Übersetzung / Translation
von / by Walter A. Aue



Eduard Mörike:

Er ist's

Frühling läßt sein blaues Band
Wieder flattern durch die Lüfte;
Süße, wohlbekannte Düfte
Streifen ahnungsvoll das Land.
Veilchen träumen schon,
Wollen balde kommen.
- Horch, von fern ein leiser Harfenton!
Frühling, ja du bist's!
Dich hab ich vernommen!




Eduard Mörike





Eduard Mörike:

It's Him!

Spring displays His ribbon blue,
fluttering through air's expanses.
sweet aromas over fences
touch with hope the lands anew.
Violets still dream,
dream of soon appearing.
Hark, I hear a harp, it seems!
Spring, it must be You!
You I have been hearing!



That's vernal, not autumnal, you say?

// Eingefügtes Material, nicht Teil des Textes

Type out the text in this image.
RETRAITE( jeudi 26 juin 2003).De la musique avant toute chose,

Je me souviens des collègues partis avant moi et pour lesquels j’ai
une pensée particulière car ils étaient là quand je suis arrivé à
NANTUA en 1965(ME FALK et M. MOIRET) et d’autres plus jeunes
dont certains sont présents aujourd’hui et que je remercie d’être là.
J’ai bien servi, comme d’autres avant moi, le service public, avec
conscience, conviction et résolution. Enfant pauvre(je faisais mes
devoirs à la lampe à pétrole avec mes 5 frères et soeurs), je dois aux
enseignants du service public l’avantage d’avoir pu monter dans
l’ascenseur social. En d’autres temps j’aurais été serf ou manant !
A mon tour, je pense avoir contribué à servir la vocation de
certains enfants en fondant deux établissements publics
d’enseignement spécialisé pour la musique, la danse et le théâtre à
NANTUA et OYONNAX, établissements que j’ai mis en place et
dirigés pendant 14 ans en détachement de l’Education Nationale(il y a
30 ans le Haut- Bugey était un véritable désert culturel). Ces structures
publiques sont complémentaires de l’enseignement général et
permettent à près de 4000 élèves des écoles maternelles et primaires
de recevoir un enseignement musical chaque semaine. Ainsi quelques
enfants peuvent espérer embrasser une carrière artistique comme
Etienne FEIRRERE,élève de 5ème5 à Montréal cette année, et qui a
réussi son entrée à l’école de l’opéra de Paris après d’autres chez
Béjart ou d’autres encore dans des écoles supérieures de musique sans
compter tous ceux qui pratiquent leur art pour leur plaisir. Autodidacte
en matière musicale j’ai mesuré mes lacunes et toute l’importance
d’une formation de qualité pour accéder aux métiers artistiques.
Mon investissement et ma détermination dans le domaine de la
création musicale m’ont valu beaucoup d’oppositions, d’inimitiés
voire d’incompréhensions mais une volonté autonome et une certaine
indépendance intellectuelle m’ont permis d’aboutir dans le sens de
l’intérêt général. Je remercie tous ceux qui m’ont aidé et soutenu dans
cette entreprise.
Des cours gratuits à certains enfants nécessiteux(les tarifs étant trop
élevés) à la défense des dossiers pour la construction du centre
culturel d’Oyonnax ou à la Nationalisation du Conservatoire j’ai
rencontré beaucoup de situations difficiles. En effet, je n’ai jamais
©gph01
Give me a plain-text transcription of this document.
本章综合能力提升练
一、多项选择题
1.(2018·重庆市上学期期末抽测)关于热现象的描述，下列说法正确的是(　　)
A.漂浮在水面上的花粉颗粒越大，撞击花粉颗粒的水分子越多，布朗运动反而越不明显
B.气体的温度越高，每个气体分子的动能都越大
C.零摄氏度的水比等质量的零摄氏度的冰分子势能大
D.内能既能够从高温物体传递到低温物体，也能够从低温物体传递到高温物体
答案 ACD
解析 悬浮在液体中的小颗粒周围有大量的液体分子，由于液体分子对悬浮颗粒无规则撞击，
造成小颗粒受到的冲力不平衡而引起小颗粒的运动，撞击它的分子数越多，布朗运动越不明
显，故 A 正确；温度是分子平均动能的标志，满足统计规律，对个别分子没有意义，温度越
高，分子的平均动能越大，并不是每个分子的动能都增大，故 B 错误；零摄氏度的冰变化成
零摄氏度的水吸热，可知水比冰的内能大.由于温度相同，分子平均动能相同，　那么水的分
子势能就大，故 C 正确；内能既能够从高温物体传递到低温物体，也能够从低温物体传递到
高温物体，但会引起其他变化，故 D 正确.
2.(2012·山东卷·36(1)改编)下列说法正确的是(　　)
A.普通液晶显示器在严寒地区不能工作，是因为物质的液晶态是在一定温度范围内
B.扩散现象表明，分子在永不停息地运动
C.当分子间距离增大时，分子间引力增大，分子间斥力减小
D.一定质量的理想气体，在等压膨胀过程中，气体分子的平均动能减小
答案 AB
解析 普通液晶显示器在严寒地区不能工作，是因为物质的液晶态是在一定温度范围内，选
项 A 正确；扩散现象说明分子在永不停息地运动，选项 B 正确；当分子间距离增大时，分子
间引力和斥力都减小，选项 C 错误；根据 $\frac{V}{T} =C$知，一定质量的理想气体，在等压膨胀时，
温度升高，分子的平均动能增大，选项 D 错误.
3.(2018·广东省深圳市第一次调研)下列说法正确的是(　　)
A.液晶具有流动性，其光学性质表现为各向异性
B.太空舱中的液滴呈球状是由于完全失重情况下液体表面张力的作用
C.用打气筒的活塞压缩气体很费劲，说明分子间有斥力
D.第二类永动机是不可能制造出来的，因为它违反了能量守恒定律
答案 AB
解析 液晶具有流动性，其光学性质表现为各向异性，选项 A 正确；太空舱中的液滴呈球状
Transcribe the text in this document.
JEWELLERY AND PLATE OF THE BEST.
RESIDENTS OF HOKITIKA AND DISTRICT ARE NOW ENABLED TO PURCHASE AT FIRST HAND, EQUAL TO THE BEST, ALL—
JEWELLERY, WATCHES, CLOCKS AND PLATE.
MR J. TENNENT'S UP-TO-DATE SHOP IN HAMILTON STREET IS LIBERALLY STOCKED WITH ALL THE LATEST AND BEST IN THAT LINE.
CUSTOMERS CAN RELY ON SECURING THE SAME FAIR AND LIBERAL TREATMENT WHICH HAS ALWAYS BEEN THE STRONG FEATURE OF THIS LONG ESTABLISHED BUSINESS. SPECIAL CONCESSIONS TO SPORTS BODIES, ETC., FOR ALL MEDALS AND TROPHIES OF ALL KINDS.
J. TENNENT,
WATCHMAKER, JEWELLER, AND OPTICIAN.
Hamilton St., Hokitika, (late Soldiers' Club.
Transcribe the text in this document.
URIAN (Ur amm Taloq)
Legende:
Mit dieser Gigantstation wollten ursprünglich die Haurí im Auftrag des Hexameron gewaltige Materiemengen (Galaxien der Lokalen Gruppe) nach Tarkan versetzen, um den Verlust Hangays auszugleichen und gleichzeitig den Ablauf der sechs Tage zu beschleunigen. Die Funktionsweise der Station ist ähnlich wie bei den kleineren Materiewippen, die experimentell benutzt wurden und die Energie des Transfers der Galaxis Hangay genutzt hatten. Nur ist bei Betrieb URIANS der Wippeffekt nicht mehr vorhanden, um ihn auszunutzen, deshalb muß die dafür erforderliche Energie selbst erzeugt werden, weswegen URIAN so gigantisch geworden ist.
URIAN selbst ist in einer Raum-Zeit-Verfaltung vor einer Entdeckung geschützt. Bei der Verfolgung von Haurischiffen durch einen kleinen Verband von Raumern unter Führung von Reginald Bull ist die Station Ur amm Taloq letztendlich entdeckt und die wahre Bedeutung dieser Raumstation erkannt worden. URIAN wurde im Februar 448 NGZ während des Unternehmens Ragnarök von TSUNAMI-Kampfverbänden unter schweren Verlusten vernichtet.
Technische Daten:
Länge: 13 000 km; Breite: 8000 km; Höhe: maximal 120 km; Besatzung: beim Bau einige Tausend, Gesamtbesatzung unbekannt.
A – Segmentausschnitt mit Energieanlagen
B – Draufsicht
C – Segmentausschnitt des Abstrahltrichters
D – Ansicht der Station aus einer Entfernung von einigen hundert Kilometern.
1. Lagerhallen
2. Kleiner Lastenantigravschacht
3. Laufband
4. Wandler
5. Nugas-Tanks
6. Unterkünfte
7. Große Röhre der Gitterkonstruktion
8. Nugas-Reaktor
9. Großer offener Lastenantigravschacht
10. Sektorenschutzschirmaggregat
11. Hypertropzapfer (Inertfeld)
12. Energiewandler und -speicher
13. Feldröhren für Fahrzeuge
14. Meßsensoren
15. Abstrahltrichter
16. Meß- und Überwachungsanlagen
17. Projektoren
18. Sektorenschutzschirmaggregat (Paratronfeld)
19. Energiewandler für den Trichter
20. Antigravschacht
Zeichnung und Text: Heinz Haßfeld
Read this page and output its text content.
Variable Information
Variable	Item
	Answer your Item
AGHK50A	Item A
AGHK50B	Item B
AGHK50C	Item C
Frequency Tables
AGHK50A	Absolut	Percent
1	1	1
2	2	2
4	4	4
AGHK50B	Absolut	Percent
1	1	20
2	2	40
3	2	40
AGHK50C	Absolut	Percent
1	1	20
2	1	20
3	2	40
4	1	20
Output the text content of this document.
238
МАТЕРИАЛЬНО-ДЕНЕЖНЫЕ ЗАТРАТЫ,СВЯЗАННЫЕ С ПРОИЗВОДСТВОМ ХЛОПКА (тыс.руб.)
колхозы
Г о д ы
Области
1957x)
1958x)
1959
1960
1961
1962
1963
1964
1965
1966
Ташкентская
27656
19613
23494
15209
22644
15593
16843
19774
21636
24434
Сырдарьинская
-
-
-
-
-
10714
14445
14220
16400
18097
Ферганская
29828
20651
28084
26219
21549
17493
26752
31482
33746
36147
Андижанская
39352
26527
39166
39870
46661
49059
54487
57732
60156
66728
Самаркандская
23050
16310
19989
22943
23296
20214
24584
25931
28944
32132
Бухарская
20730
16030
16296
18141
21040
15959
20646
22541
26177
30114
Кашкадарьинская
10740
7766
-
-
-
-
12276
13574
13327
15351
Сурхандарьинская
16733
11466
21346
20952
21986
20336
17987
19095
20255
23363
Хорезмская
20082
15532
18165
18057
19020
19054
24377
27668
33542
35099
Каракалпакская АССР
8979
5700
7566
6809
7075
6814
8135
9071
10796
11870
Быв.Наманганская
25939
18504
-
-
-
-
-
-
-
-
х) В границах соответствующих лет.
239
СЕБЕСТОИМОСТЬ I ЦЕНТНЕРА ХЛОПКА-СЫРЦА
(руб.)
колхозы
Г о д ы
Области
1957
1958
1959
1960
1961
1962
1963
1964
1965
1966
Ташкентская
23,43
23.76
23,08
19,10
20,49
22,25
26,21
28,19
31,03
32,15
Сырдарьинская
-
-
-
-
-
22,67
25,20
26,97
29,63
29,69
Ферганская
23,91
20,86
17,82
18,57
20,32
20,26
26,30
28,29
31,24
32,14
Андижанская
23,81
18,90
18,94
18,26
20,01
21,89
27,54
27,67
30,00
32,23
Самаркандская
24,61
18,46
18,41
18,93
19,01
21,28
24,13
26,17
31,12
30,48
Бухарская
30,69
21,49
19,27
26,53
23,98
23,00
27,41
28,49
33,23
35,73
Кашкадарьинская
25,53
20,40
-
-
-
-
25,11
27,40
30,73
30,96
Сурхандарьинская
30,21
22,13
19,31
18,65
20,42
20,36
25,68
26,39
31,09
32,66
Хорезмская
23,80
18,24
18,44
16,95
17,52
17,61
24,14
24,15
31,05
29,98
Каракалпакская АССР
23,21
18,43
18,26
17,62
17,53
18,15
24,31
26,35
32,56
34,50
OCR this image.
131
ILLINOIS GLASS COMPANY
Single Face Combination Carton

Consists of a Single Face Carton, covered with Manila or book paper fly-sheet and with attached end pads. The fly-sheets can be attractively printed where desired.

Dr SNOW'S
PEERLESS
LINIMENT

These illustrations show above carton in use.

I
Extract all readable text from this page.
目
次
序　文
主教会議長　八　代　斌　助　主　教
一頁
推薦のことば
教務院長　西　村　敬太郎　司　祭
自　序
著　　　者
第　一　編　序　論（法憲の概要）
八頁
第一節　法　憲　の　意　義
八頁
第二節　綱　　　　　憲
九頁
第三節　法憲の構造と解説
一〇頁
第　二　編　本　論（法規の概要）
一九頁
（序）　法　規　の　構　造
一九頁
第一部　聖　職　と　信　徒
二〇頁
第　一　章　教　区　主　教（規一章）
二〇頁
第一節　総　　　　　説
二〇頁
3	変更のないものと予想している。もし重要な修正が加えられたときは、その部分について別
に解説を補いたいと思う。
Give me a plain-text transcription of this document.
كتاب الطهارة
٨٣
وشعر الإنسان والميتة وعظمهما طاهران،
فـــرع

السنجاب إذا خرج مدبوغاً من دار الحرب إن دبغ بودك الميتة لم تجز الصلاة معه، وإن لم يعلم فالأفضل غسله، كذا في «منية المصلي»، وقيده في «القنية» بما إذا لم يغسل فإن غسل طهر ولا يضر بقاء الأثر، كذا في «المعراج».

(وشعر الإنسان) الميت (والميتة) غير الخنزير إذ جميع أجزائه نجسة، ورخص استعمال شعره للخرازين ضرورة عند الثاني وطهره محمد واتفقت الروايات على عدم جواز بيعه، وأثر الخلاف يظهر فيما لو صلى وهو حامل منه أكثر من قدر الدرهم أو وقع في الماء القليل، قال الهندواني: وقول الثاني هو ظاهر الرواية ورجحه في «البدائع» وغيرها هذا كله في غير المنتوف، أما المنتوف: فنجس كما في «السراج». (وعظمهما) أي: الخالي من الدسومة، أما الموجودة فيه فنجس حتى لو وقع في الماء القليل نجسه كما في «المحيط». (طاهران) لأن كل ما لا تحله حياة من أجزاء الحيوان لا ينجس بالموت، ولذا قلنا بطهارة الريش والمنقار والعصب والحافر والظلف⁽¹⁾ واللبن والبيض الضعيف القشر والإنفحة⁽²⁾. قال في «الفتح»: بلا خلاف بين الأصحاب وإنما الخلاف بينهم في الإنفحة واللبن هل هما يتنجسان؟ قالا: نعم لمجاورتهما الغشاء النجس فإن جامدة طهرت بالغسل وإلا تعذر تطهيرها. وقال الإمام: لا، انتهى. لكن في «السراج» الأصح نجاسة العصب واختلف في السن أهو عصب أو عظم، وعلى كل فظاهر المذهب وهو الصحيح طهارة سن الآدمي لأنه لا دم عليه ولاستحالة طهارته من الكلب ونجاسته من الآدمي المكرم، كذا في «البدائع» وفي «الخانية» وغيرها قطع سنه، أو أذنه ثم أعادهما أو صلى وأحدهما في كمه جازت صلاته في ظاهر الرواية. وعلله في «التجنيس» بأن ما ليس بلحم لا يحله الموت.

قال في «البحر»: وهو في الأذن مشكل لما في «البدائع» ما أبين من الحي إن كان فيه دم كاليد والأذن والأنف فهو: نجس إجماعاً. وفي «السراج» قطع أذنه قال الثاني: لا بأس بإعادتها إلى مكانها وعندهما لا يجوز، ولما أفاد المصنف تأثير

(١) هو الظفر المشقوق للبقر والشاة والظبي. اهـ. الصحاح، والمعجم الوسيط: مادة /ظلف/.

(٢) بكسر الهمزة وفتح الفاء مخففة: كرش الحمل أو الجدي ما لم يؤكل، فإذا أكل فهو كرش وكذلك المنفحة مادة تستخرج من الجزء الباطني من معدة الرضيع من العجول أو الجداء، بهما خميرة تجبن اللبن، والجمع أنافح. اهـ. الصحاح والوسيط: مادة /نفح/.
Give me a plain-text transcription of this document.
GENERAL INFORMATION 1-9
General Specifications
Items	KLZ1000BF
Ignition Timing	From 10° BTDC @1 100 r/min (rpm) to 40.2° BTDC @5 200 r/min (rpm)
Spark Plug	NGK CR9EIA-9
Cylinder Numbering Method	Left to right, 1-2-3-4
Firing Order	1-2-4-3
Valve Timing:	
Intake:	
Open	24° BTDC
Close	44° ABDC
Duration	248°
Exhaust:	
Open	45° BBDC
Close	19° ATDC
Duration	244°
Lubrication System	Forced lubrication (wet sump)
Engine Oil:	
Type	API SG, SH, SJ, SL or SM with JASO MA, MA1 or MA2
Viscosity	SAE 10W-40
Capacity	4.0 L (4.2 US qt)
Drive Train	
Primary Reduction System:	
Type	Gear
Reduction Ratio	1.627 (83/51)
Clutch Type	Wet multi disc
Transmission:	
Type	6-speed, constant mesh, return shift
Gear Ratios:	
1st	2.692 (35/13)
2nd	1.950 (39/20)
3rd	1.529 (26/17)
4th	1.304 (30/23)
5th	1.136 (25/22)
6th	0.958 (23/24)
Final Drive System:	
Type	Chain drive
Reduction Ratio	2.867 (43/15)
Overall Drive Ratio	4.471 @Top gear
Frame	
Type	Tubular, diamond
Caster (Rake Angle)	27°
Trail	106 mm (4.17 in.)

True: I did it just for a lark. And I won't do it again. (Unless vernally tempted, of course....)

Besides, this is one of the best-known poems from the tip of the Teutonic Tongue, especially the first two lines. Which are, of course, exceedingly simple and hence simply untranslatable.

By the way, I believe - but that's just my speculation, mind you - that Mörike wanted to emulate the soft, repetitive chords of a harp sounding from afar by lengthening the thirdlast line to a pentameter. If that bothers you, remove "distant" to make it a tetrameter. (If that bothers you, remove - crime of all crimes!, "leiser" in the original. Harps are not very loud, anyway.)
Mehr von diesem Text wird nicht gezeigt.